Она бросилась к нему, схватила за плечи и, прижавшись всем телом, обняла. От её домашнего платья, шёл незнакомый запах, который ему не понравился.
— Ах, Кэл, — зарыдала она. — Я не хотела этого делать! Не хотела!
Кэл вдруг заметил, какая стояла тишина. Из глубины дома не доносилось ни звука, и у него заныло под ложечкой.
— Где Крисси? — спросил он.
Её руки, обнимая, сильнее стиснули его.
— Я не могла с собой справиться, — причитала она. Слёзы градом катились по её пухлым щекам. — Мне пришлось убить его.
— Убить кого? — спросил Кэл, еле сдерживая страх. — Кого ты убила?
— Я шла домой из магазина и увидела мужчину, гулявшего с собакой, и тут Гнев охватил меня. Я не смогла с собой совладать.
— Что случилось?
— Я сказала ему, что у меня не заводится машина, и мы пошли в гараж, чтобы посмотреть, что с ней не так. Затем я закрыла дверь и схватила топор. Мне…мне было не справиться с собой. Я не понимала что происходит, и делала это снова. Не хотела делать это опять, но Гнев переполнял меня.
Она провела рукой по волосам Кэла, и голос её вдруг стал бесстрастным.
— Я согрешила, — сказала она. — Но моей вины в этом нет.

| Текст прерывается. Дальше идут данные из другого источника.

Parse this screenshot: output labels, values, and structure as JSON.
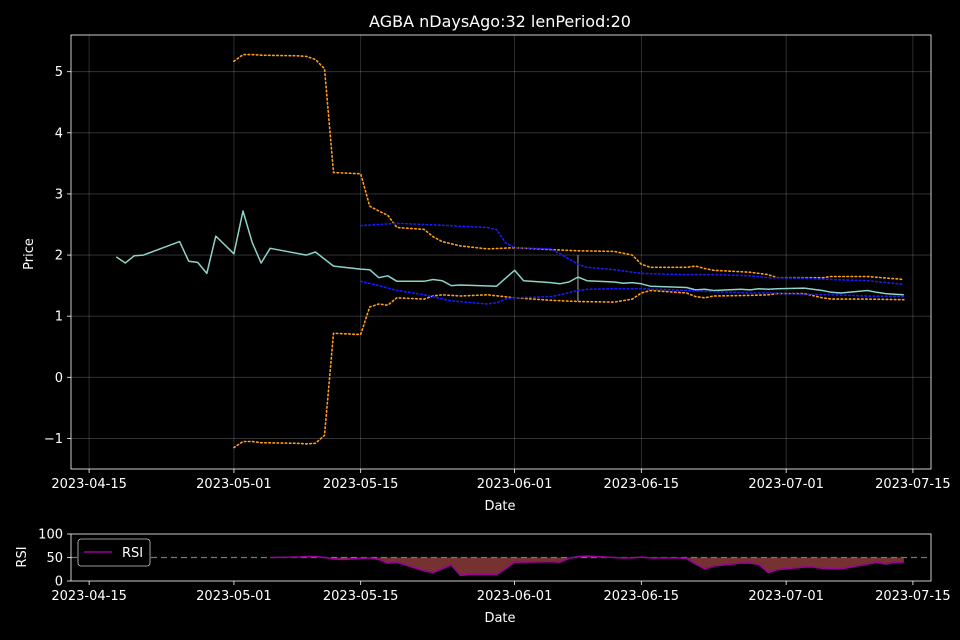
{
  "chart_data": [
    {
      "type": "line",
      "title": "AGBA nDaysAgo:32 lenPeriod:20",
      "xlabel": "Date",
      "ylabel": "Price",
      "xlim": [
        "2023-04-13",
        "2023-07-17"
      ],
      "ylim": [
        -1.5,
        5.6
      ],
      "x_ticks": [
        "2023-04-15",
        "2023-05-01",
        "2023-05-15",
        "2023-06-01",
        "2023-06-15",
        "2023-07-01",
        "2023-07-15"
      ],
      "y_ticks": [
        -1,
        0,
        1,
        2,
        3,
        4,
        5
      ],
      "y_tick_labels": [
        "−1",
        "0",
        "1",
        "2",
        "3",
        "4",
        "5"
      ],
      "grid": true,
      "colors": {
        "price": "#8dd3c7",
        "band_orange": "#ff9e1b",
        "band_blue": "#1a1aff",
        "marker": "#aaaaaa"
      },
      "marker_date": "2023-06-08",
      "series": [
        {
          "key": "price",
          "style": "solid",
          "points": [
            [
              "2023-04-18",
              1.97
            ],
            [
              "2023-04-19",
              1.87
            ],
            [
              "2023-04-20",
              1.99
            ],
            [
              "2023-04-21",
              2.0
            ],
            [
              "2023-04-25",
              2.22
            ],
            [
              "2023-04-26",
              1.9
            ],
            [
              "2023-04-27",
              1.88
            ],
            [
              "2023-04-28",
              1.7
            ],
            [
              "2023-04-29",
              2.31
            ],
            [
              "2023-05-01",
              2.02
            ],
            [
              "2023-05-02",
              2.72
            ],
            [
              "2023-05-03",
              2.21
            ],
            [
              "2023-05-04",
              1.87
            ],
            [
              "2023-05-05",
              2.11
            ],
            [
              "2023-05-09",
              2.0
            ],
            [
              "2023-05-10",
              2.05
            ],
            [
              "2023-05-12",
              1.82
            ],
            [
              "2023-05-15",
              1.77
            ],
            [
              "2023-05-16",
              1.76
            ],
            [
              "2023-05-17",
              1.63
            ],
            [
              "2023-05-18",
              1.66
            ],
            [
              "2023-05-19",
              1.57
            ],
            [
              "2023-05-22",
              1.57
            ],
            [
              "2023-05-23",
              1.6
            ],
            [
              "2023-05-24",
              1.58
            ],
            [
              "2023-05-25",
              1.5
            ],
            [
              "2023-05-26",
              1.51
            ],
            [
              "2023-05-30",
              1.49
            ],
            [
              "2023-06-01",
              1.75
            ],
            [
              "2023-06-02",
              1.58
            ],
            [
              "2023-06-05",
              1.55
            ],
            [
              "2023-06-06",
              1.53
            ],
            [
              "2023-06-07",
              1.56
            ],
            [
              "2023-06-08",
              1.64
            ],
            [
              "2023-06-09",
              1.58
            ],
            [
              "2023-06-12",
              1.56
            ],
            [
              "2023-06-13",
              1.54
            ],
            [
              "2023-06-14",
              1.55
            ],
            [
              "2023-06-15",
              1.53
            ],
            [
              "2023-06-16",
              1.49
            ],
            [
              "2023-06-20",
              1.47
            ],
            [
              "2023-06-21",
              1.43
            ],
            [
              "2023-06-22",
              1.44
            ],
            [
              "2023-06-23",
              1.42
            ],
            [
              "2023-06-26",
              1.44
            ],
            [
              "2023-06-27",
              1.43
            ],
            [
              "2023-06-28",
              1.45
            ],
            [
              "2023-06-29",
              1.44
            ],
            [
              "2023-06-30",
              1.45
            ],
            [
              "2023-07-03",
              1.46
            ],
            [
              "2023-07-05",
              1.42
            ],
            [
              "2023-07-06",
              1.39
            ],
            [
              "2023-07-07",
              1.38
            ],
            [
              "2023-07-10",
              1.42
            ],
            [
              "2023-07-11",
              1.39
            ],
            [
              "2023-07-12",
              1.37
            ],
            [
              "2023-07-13",
              1.36
            ],
            [
              "2023-07-14",
              1.35
            ]
          ]
        },
        {
          "key": "band_orange",
          "style": "dotted",
          "points": [
            [
              "2023-05-01",
              5.17
            ],
            [
              "2023-05-02",
              5.28
            ],
            [
              "2023-05-03",
              5.28
            ],
            [
              "2023-05-04",
              5.27
            ],
            [
              "2023-05-08",
              5.26
            ],
            [
              "2023-05-09",
              5.25
            ],
            [
              "2023-05-10",
              5.2
            ],
            [
              "2023-05-11",
              5.05
            ],
            [
              "2023-05-12",
              3.35
            ],
            [
              "2023-05-15",
              3.33
            ],
            [
              "2023-05-16",
              2.8
            ],
            [
              "2023-05-17",
              2.72
            ],
            [
              "2023-05-18",
              2.65
            ],
            [
              "2023-05-19",
              2.45
            ],
            [
              "2023-05-22",
              2.42
            ],
            [
              "2023-05-23",
              2.3
            ],
            [
              "2023-05-24",
              2.22
            ],
            [
              "2023-05-26",
              2.15
            ],
            [
              "2023-05-29",
              2.1
            ],
            [
              "2023-06-01",
              2.12
            ],
            [
              "2023-06-05",
              2.09
            ],
            [
              "2023-06-08",
              2.07
            ],
            [
              "2023-06-12",
              2.06
            ],
            [
              "2023-06-14",
              2.0
            ],
            [
              "2023-06-15",
              1.85
            ],
            [
              "2023-06-16",
              1.8
            ],
            [
              "2023-06-20",
              1.8
            ],
            [
              "2023-06-21",
              1.82
            ],
            [
              "2023-06-22",
              1.78
            ],
            [
              "2023-06-23",
              1.75
            ],
            [
              "2023-06-27",
              1.72
            ],
            [
              "2023-06-29",
              1.68
            ],
            [
              "2023-06-30",
              1.63
            ],
            [
              "2023-07-03",
              1.63
            ],
            [
              "2023-07-05",
              1.63
            ],
            [
              "2023-07-06",
              1.65
            ],
            [
              "2023-07-10",
              1.65
            ],
            [
              "2023-07-14",
              1.6
            ]
          ]
        },
        {
          "key": "band_orange",
          "style": "dotted",
          "points": [
            [
              "2023-05-01",
              -1.15
            ],
            [
              "2023-05-02",
              -1.05
            ],
            [
              "2023-05-03",
              -1.05
            ],
            [
              "2023-05-04",
              -1.07
            ],
            [
              "2023-05-08",
              -1.08
            ],
            [
              "2023-05-09",
              -1.09
            ],
            [
              "2023-05-10",
              -1.08
            ],
            [
              "2023-05-11",
              -0.95
            ],
            [
              "2023-05-12",
              0.72
            ],
            [
              "2023-05-15",
              0.7
            ],
            [
              "2023-05-16",
              1.15
            ],
            [
              "2023-05-17",
              1.2
            ],
            [
              "2023-05-18",
              1.18
            ],
            [
              "2023-05-19",
              1.3
            ],
            [
              "2023-05-22",
              1.28
            ],
            [
              "2023-05-23",
              1.33
            ],
            [
              "2023-05-24",
              1.35
            ],
            [
              "2023-05-26",
              1.33
            ],
            [
              "2023-05-29",
              1.35
            ],
            [
              "2023-06-01",
              1.3
            ],
            [
              "2023-06-05",
              1.26
            ],
            [
              "2023-06-08",
              1.24
            ],
            [
              "2023-06-12",
              1.23
            ],
            [
              "2023-06-14",
              1.28
            ],
            [
              "2023-06-15",
              1.38
            ],
            [
              "2023-06-16",
              1.42
            ],
            [
              "2023-06-20",
              1.38
            ],
            [
              "2023-06-21",
              1.32
            ],
            [
              "2023-06-22",
              1.3
            ],
            [
              "2023-06-23",
              1.33
            ],
            [
              "2023-06-27",
              1.34
            ],
            [
              "2023-06-29",
              1.35
            ],
            [
              "2023-06-30",
              1.37
            ],
            [
              "2023-07-03",
              1.37
            ],
            [
              "2023-07-05",
              1.3
            ],
            [
              "2023-07-06",
              1.28
            ],
            [
              "2023-07-10",
              1.28
            ],
            [
              "2023-07-14",
              1.27
            ]
          ]
        },
        {
          "key": "band_blue",
          "style": "dotted",
          "points": [
            [
              "2023-05-15",
              2.48
            ],
            [
              "2023-05-17",
              2.5
            ],
            [
              "2023-05-19",
              2.52
            ],
            [
              "2023-05-22",
              2.5
            ],
            [
              "2023-05-25",
              2.48
            ],
            [
              "2023-05-29",
              2.45
            ],
            [
              "2023-05-30",
              2.42
            ],
            [
              "2023-05-31",
              2.2
            ],
            [
              "2023-06-01",
              2.12
            ],
            [
              "2023-06-05",
              2.1
            ],
            [
              "2023-06-06",
              2.02
            ],
            [
              "2023-06-08",
              1.85
            ],
            [
              "2023-06-09",
              1.8
            ],
            [
              "2023-06-12",
              1.76
            ],
            [
              "2023-06-15",
              1.7
            ],
            [
              "2023-06-20",
              1.68
            ],
            [
              "2023-06-23",
              1.68
            ],
            [
              "2023-06-27",
              1.66
            ],
            [
              "2023-06-29",
              1.63
            ],
            [
              "2023-07-03",
              1.62
            ],
            [
              "2023-07-06",
              1.6
            ],
            [
              "2023-07-10",
              1.58
            ],
            [
              "2023-07-14",
              1.52
            ]
          ]
        },
        {
          "key": "band_blue",
          "style": "dotted",
          "points": [
            [
              "2023-05-15",
              1.57
            ],
            [
              "2023-05-17",
              1.5
            ],
            [
              "2023-05-19",
              1.42
            ],
            [
              "2023-05-22",
              1.35
            ],
            [
              "2023-05-25",
              1.25
            ],
            [
              "2023-05-29",
              1.2
            ],
            [
              "2023-05-30",
              1.22
            ],
            [
              "2023-05-31",
              1.28
            ],
            [
              "2023-06-01",
              1.3
            ],
            [
              "2023-06-05",
              1.32
            ],
            [
              "2023-06-06",
              1.35
            ],
            [
              "2023-06-08",
              1.42
            ],
            [
              "2023-06-09",
              1.44
            ],
            [
              "2023-06-12",
              1.45
            ],
            [
              "2023-06-15",
              1.45
            ],
            [
              "2023-06-20",
              1.42
            ],
            [
              "2023-06-23",
              1.4
            ],
            [
              "2023-06-27",
              1.38
            ],
            [
              "2023-06-29",
              1.38
            ],
            [
              "2023-07-03",
              1.36
            ],
            [
              "2023-07-06",
              1.35
            ],
            [
              "2023-07-10",
              1.33
            ],
            [
              "2023-07-14",
              1.32
            ]
          ]
        }
      ]
    },
    {
      "type": "area",
      "xlabel": "Date",
      "ylabel": "RSI",
      "xlim": [
        "2023-04-13",
        "2023-07-17"
      ],
      "ylim": [
        0,
        100
      ],
      "x_ticks": [
        "2023-04-15",
        "2023-05-01",
        "2023-05-15",
        "2023-06-01",
        "2023-06-15",
        "2023-07-01",
        "2023-07-15"
      ],
      "y_ticks": [
        0,
        50,
        100
      ],
      "y_tick_labels": [
        "0",
        "50",
        "100"
      ],
      "reference_line": 50,
      "legend": {
        "label": "RSI",
        "position": "upper-left"
      },
      "colors": {
        "line": "#9a009a",
        "fill": "#8b3a3a",
        "reference": "#777777"
      },
      "series": [
        {
          "name": "RSI",
          "points": [
            [
              "2023-05-05",
              50
            ],
            [
              "2023-05-08",
              51
            ],
            [
              "2023-05-09",
              52
            ],
            [
              "2023-05-10",
              52
            ],
            [
              "2023-05-11",
              50
            ],
            [
              "2023-05-12",
              47
            ],
            [
              "2023-05-13",
              46
            ],
            [
              "2023-05-15",
              48
            ],
            [
              "2023-05-16",
              49
            ],
            [
              "2023-05-17",
              46
            ],
            [
              "2023-05-18",
              38
            ],
            [
              "2023-05-19",
              40
            ],
            [
              "2023-05-22",
              22
            ],
            [
              "2023-05-23",
              18
            ],
            [
              "2023-05-24",
              26
            ],
            [
              "2023-05-25",
              34
            ],
            [
              "2023-05-26",
              12
            ],
            [
              "2023-05-27",
              14
            ],
            [
              "2023-05-30",
              14
            ],
            [
              "2023-05-31",
              26
            ],
            [
              "2023-06-01",
              40
            ],
            [
              "2023-06-02",
              40
            ],
            [
              "2023-06-05",
              41
            ],
            [
              "2023-06-06",
              40
            ],
            [
              "2023-06-07",
              48
            ],
            [
              "2023-06-08",
              52
            ],
            [
              "2023-06-09",
              53
            ],
            [
              "2023-06-12",
              50
            ],
            [
              "2023-06-13",
              49
            ],
            [
              "2023-06-14",
              49
            ],
            [
              "2023-06-15",
              51
            ],
            [
              "2023-06-16",
              49
            ],
            [
              "2023-06-19",
              49
            ],
            [
              "2023-06-20",
              48
            ],
            [
              "2023-06-21",
              36
            ],
            [
              "2023-06-22",
              26
            ],
            [
              "2023-06-23",
              32
            ],
            [
              "2023-06-26",
              38
            ],
            [
              "2023-06-27",
              38
            ],
            [
              "2023-06-28",
              35
            ],
            [
              "2023-06-29",
              18
            ],
            [
              "2023-06-30",
              24
            ],
            [
              "2023-07-03",
              30
            ],
            [
              "2023-07-04",
              30
            ],
            [
              "2023-07-05",
              27
            ],
            [
              "2023-07-06",
              26
            ],
            [
              "2023-07-07",
              26
            ],
            [
              "2023-07-10",
              36
            ],
            [
              "2023-07-11",
              40
            ],
            [
              "2023-07-12",
              36
            ],
            [
              "2023-07-13",
              40
            ],
            [
              "2023-07-14",
              40
            ]
          ]
        }
      ]
    }
  ]
}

— Где Крисси? — задал вопрос Кэл.
— Крисси пришлось умереть за мои грехи.
Кэл вырвался от матери и побежал по коридору, через дальнюю спальню, в Святилище. Там, рядом с крестом Отца, он нашёл распятую фигуру своей сестры. Она была обнажена, её руки и ноги были распростёрты и прибиты гвоздями к дереву, голова бессильно поникла вниз.
— Крисси? — позвал он.
Она не шевельнулась и не ответила, но когда он нерешительно дотронулся до её ноги, кожа была ещё тёплой.
Позади него закрылась дверь Святилища. В комнате не было окон, и Крисси освещали только свечи, мерцавшие перед алтарём. Кэл уставился на неподвижное тело сестры, на маленькие ручейки крови, стекавшие из её пронзённых рук и ног. Сильные руки матери схватили его за плечи.
— Она воскреснет, — сказала она, и, обернувшись, Кэл увидел слёзы на её глазах. — Её воскресят, и она взойдёт на престол Господа, и мы будет молиться ей и почитать, как и твоего отца.
Она упала на колени и жестом показала, чтобы он присоединился к ней. Он увидел бледные красные узоры, которые перекрещивались на её ладонях. Линия жизни, заметил он, была полностью заполнена тонкими следами крови.
— Молись, — попросила она и сложила руки вместе.
Кэл преклонил колени перед отцовским крестом и воздел руки в молитве.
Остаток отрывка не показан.